Stanford researchers are arguing that our existing social contract around driving should apply to automated vehicles, and as they put it “essentially solving the trolley problem.”
“As we researched these questions, we realized that in addition to the traffic code, there are appellate decisions and jury instructions that help flesh out the social contract that has developed during the hundred-plus years we’ve been driving cars. And the core of that social contract revolves around exercising a duty of care to other road users by following the traffic laws except when necessary to avoid a collision.
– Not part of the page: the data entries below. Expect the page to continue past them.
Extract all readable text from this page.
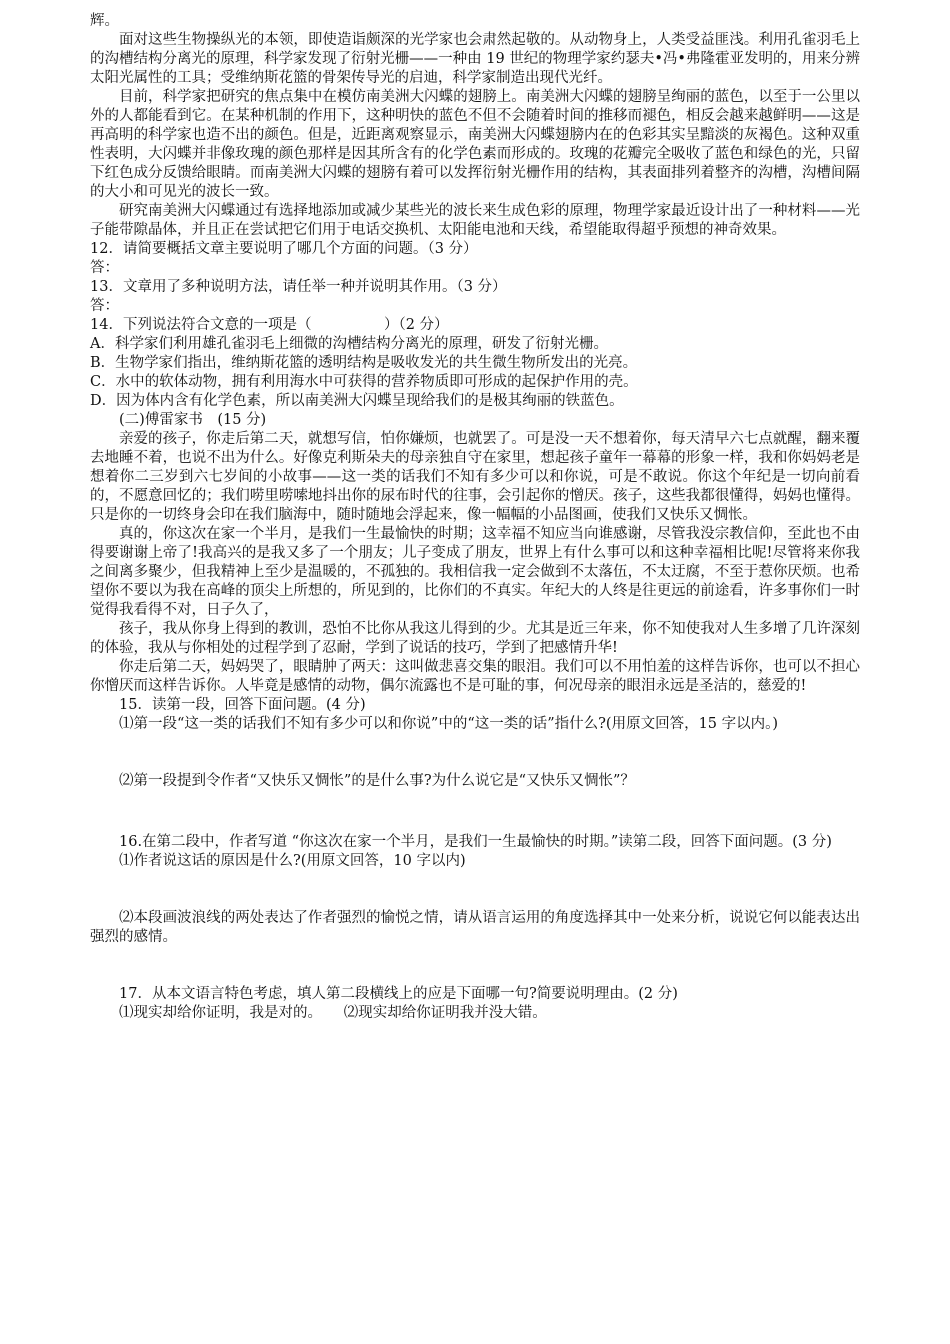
辉。

面对这些生物操纵光的本领，即使造诣颇深的光学家也会肃然起敬的。从动物身上，人类受益匪浅。利用孔雀羽毛上的沟槽结构分离光的原理，科学家发现了衍射光栅——一种由 19 世纪的物理学家约瑟夫•冯•弗隆霍亚发明的，用来分辨太阳光属性的工具；受维纳斯花篮的骨架传导光的启迪，科学家制造出现代光纤。

目前，科学家把研究的焦点集中在模仿南美洲大闪蝶的翅膀上。南美洲大闪蝶的翅膀呈绚丽的蓝色，以至于一公里以外的人都能看到它。在某种机制的作用下，这种明快的蓝色不但不会随着时间的推移而褪色，相反会越来越鲜明——这是再高明的科学家也造不出的颜色。但是，近距离观察显示，南美洲大闪蝶翅膀内在的色彩其实呈黯淡的灰褐色。这种双重性表明，大闪蝶并非像玫瑰的颜色那样是因其所含有的化学色素而形成的。玫瑰的花瓣完全吸收了蓝色和绿色的光，只留下红色成分反馈给眼睛。而南美洲大闪蝶的翅膀有着可以发挥衍射光栅作用的结构，其表面排列着整齐的沟槽，沟槽间隔的大小和可见光的波长一致。

研究南美洲大闪蝶通过有选择地添加或减少某些光的波长来生成色彩的原理，物理学家最近设计出了一种材料——光子能带隙晶体，并且正在尝试把它们用于电话交换机、太阳能电池和天线，希望能取得超乎预想的神奇效果。

12．请简要概括文章主要说明了哪几个方面的问题。（3 分）

答：

13．文章用了多种说明方法，请任举一种并说明其作用。（3 分）

答：

14．下列说法符合文意的一项是（　　　　　）（2 分）

A．科学家们利用雄孔雀羽毛上细微的沟槽结构分离光的原理，研发了衍射光栅。

B．生物学家们指出，维纳斯花篮的透明结构是吸收发光的共生微生物所发出的光亮。

C．水中的软体动物，拥有利用海水中可获得的营养物质即可形成的起保护作用的壳。

D．因为体内含有化学色素，所以南美洲大闪蝶呈现给我们的是极其绚丽的铁蓝色。

(二)傅雷家书　(15 分)

亲爱的孩子，你走后第二天，就想写信，怕你嫌烦，也就罢了。可是没一天不想着你，每天清早六七点就醒，翻来覆去地睡不着，也说不出为什么。好像克利斯朵夫的母亲独自守在家里，想起孩子童年一幕幕的形象一样，我和你妈妈老是想着你二三岁到六七岁间的小故事——这一类的话我们不知有多少可以和你说，可是不敢说。你这个年纪是一切向前看的，不愿意回忆的；我们唠里唠嗦地抖出你的尿布时代的往事，会引起你的憎厌。孩子，这些我都很懂得，妈妈也懂得。只是你的一切终身会印在我们脑海中，随时随地会浮起来，像一幅幅的小品图画，使我们又快乐又惆怅。

真的，你这次在家一个半月，是我们一生最愉快的时期；这幸福不知应当向谁感谢，尽管我没宗教信仰，至此也不由得要谢谢上帝了!我高兴的是我又多了一个朋友；儿子变成了朋友，世界上有什么事可以和这种幸福相比呢!尽管将来你我之间离多聚少，但我精神上至少是温暖的，不孤独的。我相信我一定会做到不太落伍，不太迂腐，不至于惹你厌烦。也希望你不要以为我在高峰的顶尖上所想的，所见到的，比你们的不真实。年纪大的人终是往更远的前途看，许多事你们一时觉得我看得不对，日子久了，

孩子，我从你身上得到的教训，恐怕不比你从我这儿得到的少。尤其是近三年来，你不知使我对人生多增了几许深刻的体验，我从与你相处的过程学到了忍耐，学到了说话的技巧，学到了把感情升华!

你走后第二天，妈妈哭了，眼睛肿了两天：这叫做悲喜交集的眼泪。我们可以不用怕羞的这样告诉你，也可以不担心你憎厌而这样告诉你。人毕竟是感情的动物，偶尔流露也不是可耻的事，何况母亲的眼泪永远是圣洁的，慈爱的!

15．读第一段，回答下面问题。(4 分)

⑴第一段“这一类的话我们不知有多少可以和你说”中的“这一类的话”指什么?(用原文回答，15 字以内。)

⑵第一段提到令作者“又快乐又惆怅”的是什么事?为什么说它是“又快乐又惆怅”？

16.在第二段中，作者写道 “你这次在家一个半月，是我们一生最愉快的时期。”读第二段，回答下面问题。(3 分)

⑴作者说这话的原因是什么?(用原文回答，10 字以内)

⑵本段画波浪线的两处表达了作者强烈的愉悦之情，请从语言运用的角度选择其中一处来分析，说说它何以能表达出强烈的感情。

17．从本文语言特色考虑，填人第二段横线上的应是下面哪一句?简要说明理由。(2 分)

⑴现实却给你证明，我是对的。　　⑵现实却给你证明我并没大错。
Essentially: In the same situations where it seems reasonable to break the law ethically, it is also reasonable to violate the traffic code legally.”
Researchers at the University of Delaware are exploring how they can help bridge the gap between driving simulations and real-world tests for AVs.
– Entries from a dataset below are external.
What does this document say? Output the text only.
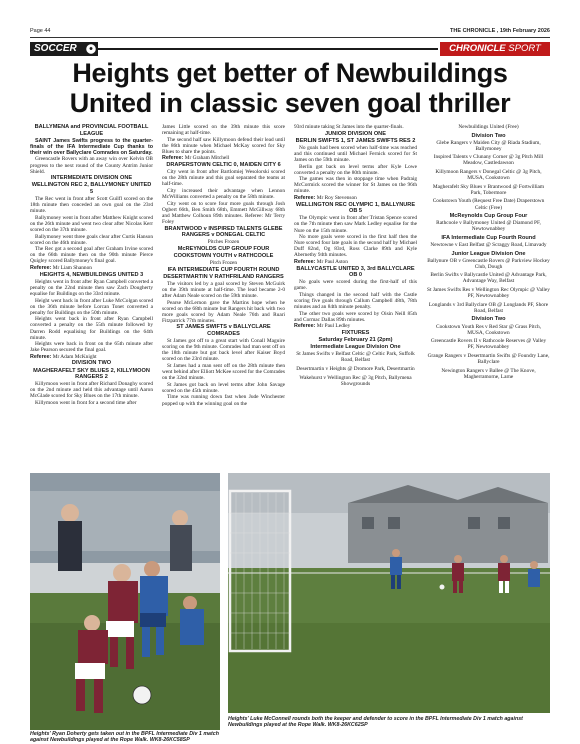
Page 44	THE CHRONICLE , 19th February 2026
SOCCER	CHRONICLE SPORT
Heights get better of Newbuildings
United in classic seven goal thriller

BALLYMENA and PROVINCIAL FOOTBALL LEAGUE

SAINT James Swifts progress to the quarter-finals of the IFA Intermediate Cup thanks to their win over Ballyclare Comrades on Saturday.

Greencastle Rovers with an away win over Kelvin OB progress to the next round of the County Antrim Junior Shield.

INTERMEDIATE DIVISION ONE

WELLINGTON REC 2, BALLYMONEY UNITED 5

The Rec went in front after Scott Guilfl scored on the 18th minute then conceded an own goal on the 23rd minute.

Ballymoney went in front after Matthew Knight scored on the 26th minute and went two clear after Nicolas Kerr scored on the 37th minute.

Ballymoney went three goals clear after Curtis Hanson scored on the 46th minute.

The Rec got a second goal after Graham Irvine scored on the 66th minute then on the 90th minute Pierce Quigley scored Ballymoney's final goal.

Referee: Mr Liam Shannon

HEIGHTS 4, NEWBUILDINGS UNITED 3

Heights went in front after Ryan Campbell converted a penalty on the 22nd minute then saw Zach Dougherty equalise for Buildings on the 33rd minute.

Height went back in front after Luke McColgan scored on the 36th minute before Lorcan Tonet converted a penalty for Buildings on the 50th minute.

Heights went back in front after Ryan Campbell converted a penalty on the 55th minute followed by Darren Rodd equalising for Buildings on the 64th minute.

Heights were back in front on the 65th minute after Jake Pearson secured the final goal.

Referee: Mr Adam McKnight

DIVISION TWO

MAGHERAFELT SKY BLUES 2, KILLYMOON RANGERS 2

Killymoon went in front after Richard Donaghy scored on the 2nd minute and held this advantage until Aaron McGlade scored for Sky Blues on the 17th minute.

Killymoon went in front for a second time after

James Little scored on the 39th minute this score remaining at half-time.

The second half saw Killymoon defend their lead until the 86th minute when Michael McKay scored for Sky Blues to share the points.

Referee: Mr Graham Mitchell

DRAPERSTOWN CELTIC 0, MAIDEN CITY 6

City went in front after Bartlomiej Wesolorski scored on the 28th minute and this goal separated the teams at half-time.

City increased their advantage when Lennon McWilliams converted a penalty on the 58th minute.

City went on to score four more goals through Josh Ogbert 66th, Ben Smith 68th, Emmett McGillway 68th and Matthew Colhoun 89th minutes. Referee: Mr Terry Foley

BRANTWOOD v INSPIRED TALENTS GLEBE RANGERS v DONEGAL CELTIC

Pitches Frozen

McREYNOLDS CUP GROUP FOUR

COOKSTOWN YOUTH v RATHCOOLE

Pitch Frozen

IFA INTERMEDIATE CUP FOURTH ROUND

DESERTMARTIN V RATHFRILAND RANGERS

The visitors led by a goal scored by Steven McGuirk on the 39th minute at half-time. The lead became 2-0 after Adam Neale scored on the 59th minute.

Pearse McLernon gave the Martins hope when he scored on the 68th minute but Rangers hit back with two more goals scored by Adam Neale 76th and Ruari Fitzpatrick 77th minutes.

ST JAMES SWIFTS v BALLYCLARE COMRADES

St James got off to a great start with Conall Maguire scoring on the 9th minute. Comrades had man sent off on the 18th minute but got back level after Kaiser Boyd scored on the 23rd minute.

St James had a man sent off on the 28th minute then went behind after Elliott McKee scored for the Comrades on the 32nd minute.

St James got back on level terms after John Savage scored on the 45th minute.

Time was running down fast when Jude Winchester popped up with the winning goal on the

93rd minute taking St James into the quarter-finals.

JUNIOR DIVISION ONE

BERLIN SWIFTS 1, ST JAMES SWIFTS RES 2

No goals had been scored when half-time was reached and this continued until Michael Fernick scored for St James on the 59th minute.

Berlin got back on level terms after Kyle Lowe converted a penalty on the 80th minute.

The games was then in stoppage time when Padraig McCormick scored the winner for St James on the 96th minute.

Referee: Mr Roy Stevenson

WELLINGTON REC OLYMPIC 1, BALLYNURE OB 5

The Olympic went in front after Tristan Spence scored on the 7th minute then saw Mark Ledley equalise for the Nure on the 15th minute.

No more goals were scored in the first half then the Nure scored four late goals in the second half by Michael Duff 82nd, Og 83rd, Ross Clarke 89th and Kyle Abernethy 94th minutes.

Referee: Mr Paul Aston

BALLYCASTLE UNITED 3, 3rd BALLYCLARE OB 0

No goals were scored during the first-half of this game.

Things changed in the second half with the Castle scoring five goals through Callum Campbell 48th, 78th minutes and an 84th minute penalty.

The other two goals were scored by Oisin Neill 85th and Cormac Dallas 89th minutes.

Referee: Mr Paul Ledley

FIXTURES

Saturday February 21 (2pm)

Intermediate League Division One

St James Swifts v Belfast Celtic @ Celtic Park, Suffolk Road, Belfast

Desertmartin v Heights @ Dromore Park, Desertmartin

Wakehurst v Wellington Rec @ 3g Pitch, Ballymena Showgrounds

Newbuildings United (Free)

Division Two

Glebe Rangers v Maiden City @ Riada Stadium, Ballymoney

Inspired Talents v Clunany Corner @ 3g Pitch Mill Meadow, Castledawson

Killymoon Rangers v Donegal Celtic @ 3g Pitch, MUSA, Cookstown

Magherafelt Sky Blues v Brantwood @ Fortwilliam Park, Tobermore

Cookstown Youth (Request Free Date) Draperstown Celtic (Free)

McReynolds Cup Group Four

Rathcoole v Ballymoney United @ Diamond PF, Newtownabbey

IFA Intermediate Cup Fourth Round

Newtowne v East Belfast @ Scraggy Road, Limavady

Junior League Division One

Ballynure OB v Greencastle Rovers @ Parkview Hockey Club, Dough

Berlin Swifts v Ballycastle United @ Advantage Park, Advantage Way, Belfast

St James Swifts Res v Wellington Rec Olympic @ Valley PF, Newtownabbey

Longlands v 3rd Ballyclare OB @ Longlands PF, Shore Road, Belfast

Division Two

Cookstown Youth Res v Red Star @ Grass Pitch, MUSA, Cookstown

Greencastle Rovers II v Rathcoole Reserves @ Valley PF, Newtownabbey

Grange Rangers v Desertmartin Swifts @ Foundry Lane, Ballyclare

Newington Rangers v Ballee @ The Knove, Magherramorne, Larne

Heights' Ryan Doherty gets taken out in the BPFL Intermediate Div 1 match against Newbuildings played at the Rope Walk. WK8-26KC58SP
Heights' Luke McConnell rounds both the keeper and defender to score in the BPFL Intermediate Div 1 match against Newbuildings played at the Rope Walk. WK8-26KC62SP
“The problem with simulations is that they are doomed to succeed,” Malikopoulos said. “When you run a simulation, everything runs perfectly — there’s no miscommunication between vehicles, for example. But when you go into the real world, there’s information delays, GPS errors — and those communication errors can have severe negative implications in safety. The advantage of our Scaled Smart City is that it can help us see and address all of the drawbacks with our algorithms before we do real-world testing in a vehicle.”
Opinion
The disillusions of sharrows
This article talks about all the ways in which cities use cheap, un-impactful interventions (I won’t dare call them actual infrastructure here) such as sharrows (see above) to paint a picture of supporting road safety without actually having to take any risks that might actually … improve road safety.
“Sharrows do, however, accomplish something pernicious which I did not anticipate. They allow officials to take credit for doing something for bicycle safety without impacting car traffic, even though that something is next to nothing. It’s just pretending, and it’s worse than being honest about priorities. It’s insulting to the public to encourage bicycling by painting bike symbols on the street but doing nothing to actually make riding a bike any safer.”
That’s all from me. Have a beautiful weekend friends.